The National Endowment for Financial Education (NEFE) suggests organizing your financial files with folders and, yes, manila folders work. In 2011, some of these may be best kept on the computer – assuming you back-up your files. The main thing is to get organized and you may wish to consider having a locking file box or a locked drawer or closet for your financial papers. The following organizational structure is suggested as a starting point. They are, in alphabetical order:
Banking – Collect your bank statements and copies of checks in a folder or, perhaps, a three-ring binder. Many banks have electronic services where records may be kept on their servers. Remember to print them out, if you change banks and the records are less than three years old.
Bill to be paid – This is a good one to keep handy. Making timely payments to your creditors, utility company, cell-phone provider, cable television supplier, and other vendors is crucial to establishing and maintaining your credit rating.
College – It is a good idea to maintain your own records about your courses, grade reports and credits earned should questions arise. This is increasingly important when you complete your education and have a job that requires continuing education credits.
Financial Aid – Keep copies of your financial aid and scholarship applications, essays you’ve written, award letters, and notes about telephone conversations.
Insurance – Have a file for your automobile, medical and renter’s insurance policies. Before you put the file away, read over the main points of the policies and double-check to assure that you are adequately insured.
Loan and Credit Records – File each of your loan agreements with your payment records for student loans, credit card loans, auto loans, home loans, or whatever loan you may have. Keep the paperwork here. Think hard, however, before you take out any consumer or student-loan debt. When it is time to pay the loan, the payments will always be less fun than the spending. While you are a student, your number one job is to earn your degree – not work excessively so you can make payments on your loans.
Receipts and Warranties – Have a file for receipts for major purchases, such as computers or electronic equipment.
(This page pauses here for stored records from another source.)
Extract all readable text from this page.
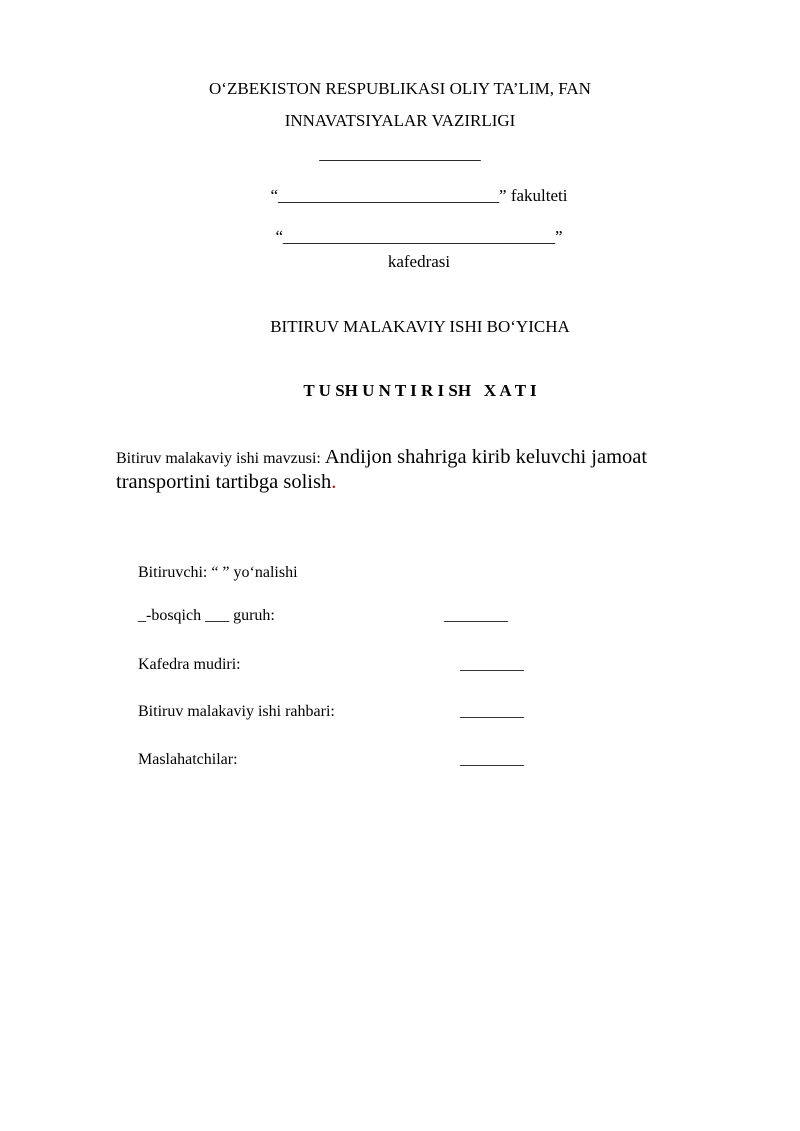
O‘ZBEKISTON RESPUBLIKASI OLIY TA’LIM, FAN
INNAVATSIYALAR VAZIRLIGI
___________________
“__________________________” fakulteti
“________________________________”
kafedrasi
BITIRUV MALAKAVIY ISHI BO‘YICHA
T U SH U N T I R I SH   X A T I
Bitiruv malakaviy ishi mavzusi: Andijon shahriga kirib keluvchi jamoat
transportini tartibga solish.
Bitiruvchi: “ ” yo‘nalishi
_-bosqich ___ guruh:	________
Kafedra mudiri:	________
Bitiruv malakaviy ishi rahbari:	________
Maslahatchilar:	________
Savings and Investments – This is the file you want to see grow. Keep statements with respect to each savings account and investment account. A separate file for each account is considered best.
Taxes – Each January, start a new file for anything that has, or you think could have, anything to do with your tax returns here. This includes the obvious such as W2 forms, pay stubs, receipts for charitable contributions, 1099 forms, as well as receipts for medical expenses and investment expenses that might be deductible, should you be able to itemize your deduction. (Until you purchase a home and have a mortgage, you are not likely to itemize.) If you are not sure if an item needs to be kept for taxes, keep it. It can always be thrown away later but it can be an aggravation to replace it.
Records can be very special to you. Some are difficult to replace; such as your birth certificate, Social Security card, marriage license, military discharge papers, wills, trust documents, power of attorney documents and et cetera. Items such as this should be stored in a safety deposit box in your bank or, if not, a fire-resistant box or vault in your home. This can include some unlikely belongings, such as the George Brett rookie baseball card a friend of mine gave me to pay for my son’s college education. It did not.
In closing, the best thing about record keeping and being financially organized is that you begin the disciplined practice of doing your part to assure that you have the best chance of reaching financial success. George Brett had a lifetime batting average of .305 – or three hits for each ten times he appeared at the plate. Your chance of financial success is less than this, if you are not organized and aware of your financial life.